US-Aktien sind Konsens
Doch es sind nicht nur die Banken, die günstig sind, sondern auch die meisten anderen europäischen Werte. «Viele Namen sind bei vergleichbarer Qualität nur rund halb so teuer wie ihre US-Pendants», gibt Mitchell zu bedenken. Er geht davon aus, dass allein der massive Bewertungsdiscount das Interesse an europäischen Valoren wecken kann.
«Der Bewertungsabschlag europäischer Industriewerte macht überhaupt keinen Sinn», schreibt auch Marko Papic von Clocktower Group, einem Spezialisten für geopolitische Analysen. Er verweist dabei auf den Überfluss an Flüssiggas, den Europa in den nächsten zwei Jahren erleben wird und der die Wettbewerbsfähigkeit des europäischen Exportsektors dank kollabierender Energiepreise deutlich verbessern wird.

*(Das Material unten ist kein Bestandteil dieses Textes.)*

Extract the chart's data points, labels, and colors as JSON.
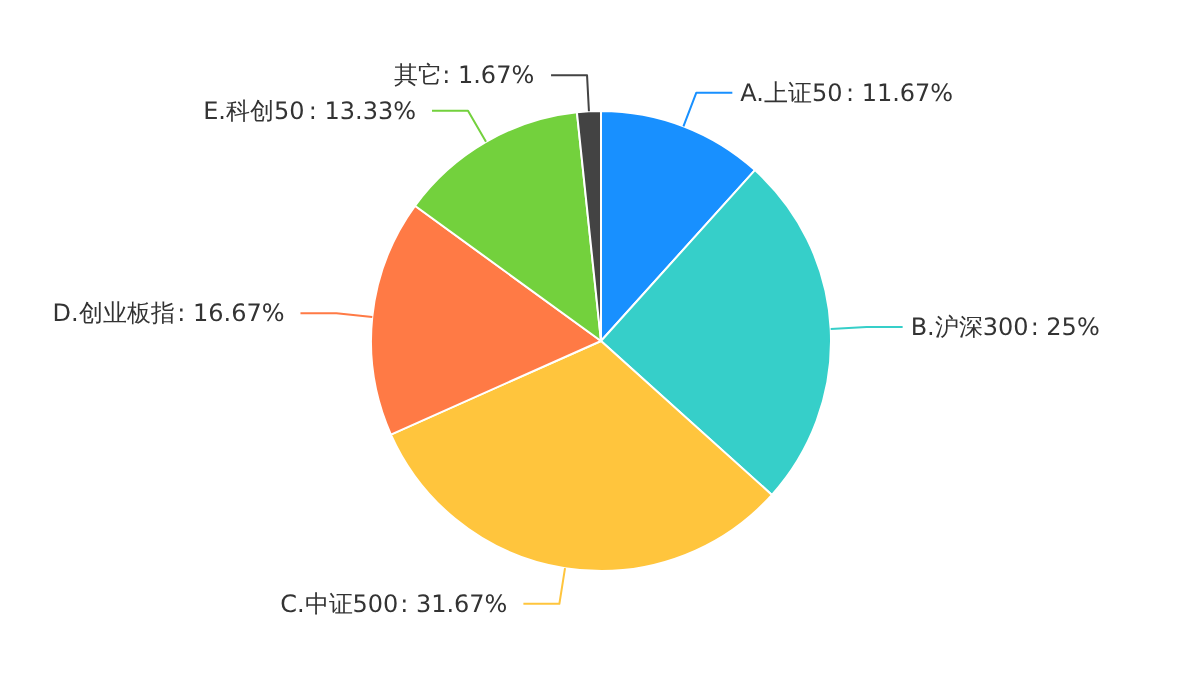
{
  "chart_data": {
    "type": "pie",
    "categories": [
      "A.上证50",
      "B.沪深300",
      "C.中证500",
      "D.创业板指",
      "E.科创50",
      "其它"
    ],
    "values": [
      11.67,
      25,
      31.67,
      16.67,
      13.33,
      1.67
    ],
    "colors": [
      "#1890ff",
      "#36cfc9",
      "#ffc53d",
      "#ff7a45",
      "#73d13d",
      "#434343"
    ],
    "value_labels": [
      ": 11.67%",
      ": 25%",
      ": 31.67%",
      ": 16.67%",
      ": 13.33%",
      ": 1.67%"
    ]
  }
}
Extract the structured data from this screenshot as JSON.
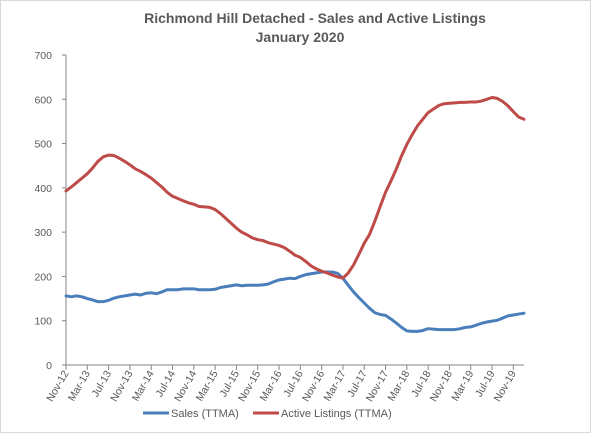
{
  "chart_data": {
    "type": "line",
    "title": "Richmond Hill Detached - Sales and Active Listings",
    "subtitle": "January 2020",
    "xlabel": "",
    "ylabel": "",
    "ylim": [
      0,
      700
    ],
    "yticks": [
      "0",
      "100",
      "200",
      "300",
      "400",
      "500",
      "600",
      "700"
    ],
    "x_tick_labels": [
      "Nov-12",
      "Mar-13",
      "Jul-13",
      "Nov-13",
      "Mar-14",
      "Jul-14",
      "Nov-14",
      "Mar-15",
      "Jul-15",
      "Nov-15",
      "Mar-16",
      "Jul-16",
      "Nov-16",
      "Mar-17",
      "Jul-17",
      "Nov-17",
      "Mar-18",
      "Jul-18",
      "Nov-18",
      "Mar-19",
      "Jul-19",
      "Nov-19"
    ],
    "x": [
      "Nov-12",
      "Dec-12",
      "Jan-13",
      "Feb-13",
      "Mar-13",
      "Apr-13",
      "May-13",
      "Jun-13",
      "Jul-13",
      "Aug-13",
      "Sep-13",
      "Oct-13",
      "Nov-13",
      "Dec-13",
      "Jan-14",
      "Feb-14",
      "Mar-14",
      "Apr-14",
      "May-14",
      "Jun-14",
      "Jul-14",
      "Aug-14",
      "Sep-14",
      "Oct-14",
      "Nov-14",
      "Dec-14",
      "Jan-15",
      "Feb-15",
      "Mar-15",
      "Apr-15",
      "May-15",
      "Jun-15",
      "Jul-15",
      "Aug-15",
      "Sep-15",
      "Oct-15",
      "Nov-15",
      "Dec-15",
      "Jan-16",
      "Feb-16",
      "Mar-16",
      "Apr-16",
      "May-16",
      "Jun-16",
      "Jul-16",
      "Aug-16",
      "Sep-16",
      "Oct-16",
      "Nov-16",
      "Dec-16",
      "Jan-17",
      "Feb-17",
      "Mar-17",
      "Apr-17",
      "May-17",
      "Jun-17",
      "Jul-17",
      "Aug-17",
      "Sep-17",
      "Oct-17",
      "Nov-17",
      "Dec-17",
      "Jan-18",
      "Feb-18",
      "Mar-18",
      "Apr-18",
      "May-18",
      "Jun-18",
      "Jul-18",
      "Aug-18",
      "Sep-18",
      "Oct-18",
      "Nov-18",
      "Dec-18",
      "Jan-19",
      "Feb-19",
      "Mar-19",
      "Apr-19",
      "May-19",
      "Jun-19",
      "Jul-19",
      "Aug-19",
      "Sep-19",
      "Oct-19",
      "Nov-19",
      "Dec-19",
      "Jan-20"
    ],
    "series": [
      {
        "name": "Sales (TTMA)",
        "color": "#4a7ebb",
        "values": [
          156,
          154,
          156,
          154,
          150,
          147,
          143,
          143,
          146,
          151,
          154,
          156,
          158,
          160,
          158,
          162,
          163,
          161,
          165,
          170,
          170,
          170,
          172,
          172,
          172,
          170,
          170,
          170,
          171,
          175,
          177,
          179,
          181,
          179,
          180,
          180,
          180,
          181,
          183,
          188,
          192,
          194,
          196,
          195,
          200,
          204,
          206,
          208,
          210,
          210,
          210,
          207,
          196,
          180,
          165,
          152,
          140,
          128,
          118,
          114,
          112,
          104,
          95,
          85,
          77,
          76,
          76,
          78,
          82,
          81,
          80,
          80,
          80,
          80,
          82,
          85,
          86,
          90,
          94,
          97,
          99,
          101,
          106,
          111,
          113,
          115,
          117
        ]
      },
      {
        "name": "Active Listings (TTMA)",
        "color": "#be4b48",
        "values": [
          393,
          402,
          412,
          422,
          432,
          445,
          460,
          470,
          474,
          473,
          467,
          460,
          452,
          443,
          437,
          430,
          422,
          412,
          402,
          390,
          381,
          376,
          371,
          366,
          363,
          358,
          357,
          356,
          351,
          342,
          331,
          320,
          309,
          300,
          294,
          287,
          283,
          281,
          276,
          273,
          270,
          265,
          257,
          248,
          243,
          234,
          224,
          217,
          212,
          208,
          203,
          199,
          196,
          208,
          226,
          250,
          275,
          295,
          325,
          358,
          390,
          415,
          442,
          472,
          498,
          520,
          540,
          555,
          570,
          578,
          586,
          590,
          591,
          592,
          593,
          593,
          594,
          594,
          596,
          600,
          604,
          602,
          595,
          585,
          572,
          560,
          555
        ]
      }
    ],
    "legend_position": "bottom",
    "grid": false
  }
}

«Konsens ist, in den USA investiert zu sein», fasst UBS-Stratege Garthwaite die derzeitige Anlegerstimmung zusammen. Er warnt jedoch, dass die US-Börse dem Weltaktienmarkt hinterherhinken dürfte, sollten sich die globalen Einkaufsmanagerindizes deutlich erholen. Die Börsen scheinen diese Erholung allerdings bereits seit längerem zu spielen, weil genau das schon seit einiger Zeit der Fall ist.